When m is even (respectively, odd), the corresponding ghost belongs to \(\left( C^{\perp }+{\textbf{j}}\right) \cap C\) (respectively, \(\left( C^{\perp }+{\textbf{j}}\right) \backslash C\)). Note further that the multiset sum of a Baer subplane and a secant line gives a hyperoval, and conversely a Baer subplane may be obtained as the multiset sum of a hyperoval and a secant line. In a sense, we can say that the class of Baer subplanes differs from that of hyperovals by the multiset sum of suitable secant lines.

The sizes of the ghosts of \(\text {PG}(2,4)\) range from 5 to 16, together with sizes 0 and 21. Indeed, it is known (see [1]) that the minimum weight of the code of points and lines of \(\text {PG}(2,q)\) is \(q+1\), so there are no ghosts of \(\text {PG}(2,q)\) of size in the interval [1, 4] (and symmetrically in [17, 20]).

6 Conclusions

This paper moves from [12] and goes on studying the structure of multisets whose power sum polynomial is the null one, called ghosts. We have proven that ghosts constitute a vector subspace of the space of multi-subsets of \(\text {PG}(2,q)\) modulo p, and therefore multi-subsets associated to a same power sum polynomial belong to an affine subspace, whose corresponding vector space is the ghost space.
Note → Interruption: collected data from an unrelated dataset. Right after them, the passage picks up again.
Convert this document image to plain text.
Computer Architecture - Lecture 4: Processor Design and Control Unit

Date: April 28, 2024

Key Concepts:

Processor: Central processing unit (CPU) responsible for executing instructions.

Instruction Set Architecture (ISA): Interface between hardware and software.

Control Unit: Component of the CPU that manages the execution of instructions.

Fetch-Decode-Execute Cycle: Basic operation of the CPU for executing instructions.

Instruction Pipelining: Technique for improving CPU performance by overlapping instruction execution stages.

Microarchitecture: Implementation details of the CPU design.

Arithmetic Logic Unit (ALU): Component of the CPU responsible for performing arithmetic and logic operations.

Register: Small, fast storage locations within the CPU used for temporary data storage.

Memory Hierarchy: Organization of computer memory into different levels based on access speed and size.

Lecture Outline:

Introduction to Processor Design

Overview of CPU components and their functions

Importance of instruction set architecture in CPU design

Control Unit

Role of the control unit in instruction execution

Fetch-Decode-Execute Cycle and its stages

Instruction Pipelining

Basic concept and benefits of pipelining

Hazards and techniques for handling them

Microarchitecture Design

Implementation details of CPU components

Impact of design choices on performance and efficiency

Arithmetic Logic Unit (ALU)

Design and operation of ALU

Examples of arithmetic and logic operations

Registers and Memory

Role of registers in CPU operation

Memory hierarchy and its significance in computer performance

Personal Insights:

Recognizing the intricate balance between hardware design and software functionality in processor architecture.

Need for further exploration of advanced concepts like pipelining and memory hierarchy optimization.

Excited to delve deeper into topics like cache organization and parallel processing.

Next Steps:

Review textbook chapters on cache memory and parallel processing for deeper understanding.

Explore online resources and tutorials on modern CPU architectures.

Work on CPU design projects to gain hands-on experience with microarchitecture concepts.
The dimension of the ghost space has been determined by employing a known link to the code C of points and lines of \(\text {PG}(2,q)\), where the multiset sum is replaced by the vector sum. Emphasis has been given on the different behavior for q prime or not: only in the first case, in fact, lines constitute a generator set for the space of ghosts.

Furthermore, we have determined new classes of simple ghosts: unitals, Baer subplanes and hyperovals. The projective plane \(\text {PG}(2,4)\) unveils to be particularly rich of the above kinds of ghosts.

The research proposed in the present paper could be extended by finding new classes of (simple) ghosts, possibly by investigating projective planes of higher order, where other rich structures arise. Other objects that could be worth studying in such a perspective are linear sets. Also, moving to higher dimensions would reveal possible non-planar ghosts.